I and all Afghans have the right and want that the American and NATO attacks against Afghanistan and Afghans are tried in an international court. The world and everyone should ask themselves the question: who were the terrorists? The Haqqanis or the United States and NATO? This has to become clear and history will judge on this. Did we invade them or they us? They repeatedly attacked my houses and my family without reason. The world and the United Nations should investigate whether there was any Afghan involved in the attacks on the World Trade Center [in New York on 11th of September 2001]. If Afghans were involved they should face justice. But if Afghans were not involved, then the Americans should be tried for attacking Afghanistan and Afghans. This is the right of Afghans and this is what we want. I can tell you, no Afghan was involved [in the attacks of 11th of September 2001]. And no Afghan supplied anything to the people who did this. [Note: There was indeed no Afghan among the 9/11 hijackers. The reason for the U.S. intervention in Afghanistan in the wake of 9/11  was that the U.S. accused the Taliban of sheltering al-Qa’ida and its leaders, including Osama Bin Laden.] It is also important to note that Afghans, never in history, have attacked another country. But we have suffered immense barbarism from the Soviet Union and NATO that invaded us.
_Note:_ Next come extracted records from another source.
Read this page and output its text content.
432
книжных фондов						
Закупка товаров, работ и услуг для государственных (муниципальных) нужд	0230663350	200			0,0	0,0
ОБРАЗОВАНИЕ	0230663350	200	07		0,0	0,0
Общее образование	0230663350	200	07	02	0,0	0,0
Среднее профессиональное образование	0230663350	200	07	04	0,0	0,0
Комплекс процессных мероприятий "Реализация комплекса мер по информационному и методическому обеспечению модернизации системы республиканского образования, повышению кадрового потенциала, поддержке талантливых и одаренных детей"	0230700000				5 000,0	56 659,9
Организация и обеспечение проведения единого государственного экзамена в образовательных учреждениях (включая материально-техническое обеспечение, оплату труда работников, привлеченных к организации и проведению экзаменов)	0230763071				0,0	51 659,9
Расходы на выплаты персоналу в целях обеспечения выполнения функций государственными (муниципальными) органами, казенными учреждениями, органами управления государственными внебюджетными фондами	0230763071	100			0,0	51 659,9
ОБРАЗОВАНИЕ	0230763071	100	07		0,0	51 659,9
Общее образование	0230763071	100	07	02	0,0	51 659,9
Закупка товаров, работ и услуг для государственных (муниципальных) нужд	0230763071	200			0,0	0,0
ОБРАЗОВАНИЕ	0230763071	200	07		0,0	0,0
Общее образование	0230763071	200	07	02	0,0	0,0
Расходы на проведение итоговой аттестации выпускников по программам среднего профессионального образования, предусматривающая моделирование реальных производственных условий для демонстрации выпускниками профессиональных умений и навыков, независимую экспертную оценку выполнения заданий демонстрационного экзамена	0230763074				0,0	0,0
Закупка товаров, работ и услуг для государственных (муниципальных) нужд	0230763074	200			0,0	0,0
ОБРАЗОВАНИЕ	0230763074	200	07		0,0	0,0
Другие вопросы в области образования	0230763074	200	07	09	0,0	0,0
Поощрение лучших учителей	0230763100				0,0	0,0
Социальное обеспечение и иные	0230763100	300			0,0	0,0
I have a lot of information on all that happened and, Allah willing, will someday publish a book about all of it. [Note: U.S. and other accounts insist that the Haqqani Network to this day remains in contact with and supports al-Qa’ida. The Haqqani Network, an alleged group led by members of Khalil al-Rahman Haqqani’s family, is an integral part of the Taliban, but separately listed as a terrorist organisation by, amongst others, the United States of America and the United Nations.]